Back to the College area. As with Long Lake, I have walked these trails roughly since 2001 or 2002, when I first acquired my first dog. So, about a decade of experience with the College trails, always in the noon time zone.
So I have mostly impressions and hearsay, so far. The walking woman thought or knew that beavers had been trapped in an aqueous trap, plus one otter. I had no proof. I had neglected to ask her how she knew, not yet knowing I’d be working on this story. I didn’t often see beavers at either pond, myself. Usually I’d hear their warning slap-and-splash, out of sight at the upper pond. The upper pond doesn’t offer much of a sightline, and the lower one…well, I guess they only came out at night, and I was always there at noon. Possibly I never saw one there … I believe I did, but can’t be sure. So I can’t say I knew for sure both ponds had beavers during my decade walking around them, which is generally around noon.

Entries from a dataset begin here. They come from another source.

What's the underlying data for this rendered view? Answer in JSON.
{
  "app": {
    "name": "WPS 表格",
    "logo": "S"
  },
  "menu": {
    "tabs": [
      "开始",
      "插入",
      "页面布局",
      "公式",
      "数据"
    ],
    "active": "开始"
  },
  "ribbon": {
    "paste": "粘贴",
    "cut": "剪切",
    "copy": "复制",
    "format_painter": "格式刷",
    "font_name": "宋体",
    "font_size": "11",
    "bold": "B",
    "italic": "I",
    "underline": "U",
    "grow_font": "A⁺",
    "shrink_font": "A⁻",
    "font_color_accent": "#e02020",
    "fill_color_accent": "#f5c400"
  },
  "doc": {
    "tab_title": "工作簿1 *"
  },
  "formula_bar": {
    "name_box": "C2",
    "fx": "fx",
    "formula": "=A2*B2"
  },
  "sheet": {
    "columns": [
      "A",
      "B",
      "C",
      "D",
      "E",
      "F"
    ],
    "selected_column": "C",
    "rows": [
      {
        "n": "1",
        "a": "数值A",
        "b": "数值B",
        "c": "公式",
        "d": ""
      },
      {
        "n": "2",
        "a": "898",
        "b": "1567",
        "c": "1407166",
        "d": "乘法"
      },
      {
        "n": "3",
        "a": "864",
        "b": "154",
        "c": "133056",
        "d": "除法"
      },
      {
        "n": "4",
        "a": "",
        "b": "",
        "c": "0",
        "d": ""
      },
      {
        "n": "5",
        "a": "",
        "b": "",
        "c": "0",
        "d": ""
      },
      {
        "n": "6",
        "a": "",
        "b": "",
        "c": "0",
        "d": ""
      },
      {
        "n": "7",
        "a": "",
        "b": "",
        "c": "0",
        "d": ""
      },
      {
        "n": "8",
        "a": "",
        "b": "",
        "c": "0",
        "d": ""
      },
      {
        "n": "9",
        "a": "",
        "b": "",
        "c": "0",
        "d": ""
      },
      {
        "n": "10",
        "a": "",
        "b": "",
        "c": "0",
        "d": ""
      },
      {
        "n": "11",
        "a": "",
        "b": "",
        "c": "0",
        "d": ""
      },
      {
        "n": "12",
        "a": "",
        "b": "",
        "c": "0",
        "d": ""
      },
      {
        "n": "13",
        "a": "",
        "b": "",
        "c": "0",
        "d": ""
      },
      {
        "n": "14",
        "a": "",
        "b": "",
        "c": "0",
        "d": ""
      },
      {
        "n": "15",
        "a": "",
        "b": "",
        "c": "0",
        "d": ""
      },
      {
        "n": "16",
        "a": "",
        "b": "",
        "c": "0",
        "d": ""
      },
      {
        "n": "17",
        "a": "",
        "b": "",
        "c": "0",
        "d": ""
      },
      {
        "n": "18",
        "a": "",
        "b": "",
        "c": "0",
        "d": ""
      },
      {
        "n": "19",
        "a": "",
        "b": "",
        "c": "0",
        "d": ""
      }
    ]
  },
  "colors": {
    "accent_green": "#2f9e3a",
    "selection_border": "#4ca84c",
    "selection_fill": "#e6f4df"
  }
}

But the folks who called me or e-mailed assured me they had seen them, and regularly. They missed the ‘vee’ of the beavers’ path on the water, and the inevitable abundance their deeper, fuller ponds brought. Life abounded. The kingfishers are still there on occasion, but they do seem much more rare. The red-winged blackbird I heard and saw by its nest the past few years was not there in 2012. The eagles are still around both ponds, anecdotally more the upper (deeper) one; I wonder what their success rate is compared with other years? As with kingfishers, it must be easier to espy the fish in the lower pond now.
I have contacted the Yukon Fish & Game Association. I have contacted various people who worked for various government departments—conservation officers at Yukon Renewable Resources, people working for Highways. College professors (of related studies) contacted me with their knowledge or their impressions (one felt that there hadn’t been a functioning beaver dam at the pumphouse pond in 14 years, plus or minus, but I’ve only walked there a decade and I’m pretty sure there has been upkeep in that time by beavers…but the folks who contacted me by phone and e-mail are sure of it, and not more than a year or two previous to 2012. (The northern lodge near the dam does seem pretty old and disused—one person said 5 years since—but I’m told the more central lodge in the lower pond was the last one used, and may have been where the beavers were drowned.). I’m assured by the College instructor that the water quality of both ponds is very good, that invertebrates are alive and well, and that, since certain types that are present are quite intolerant of pollution, it’s a healthy ecosystem.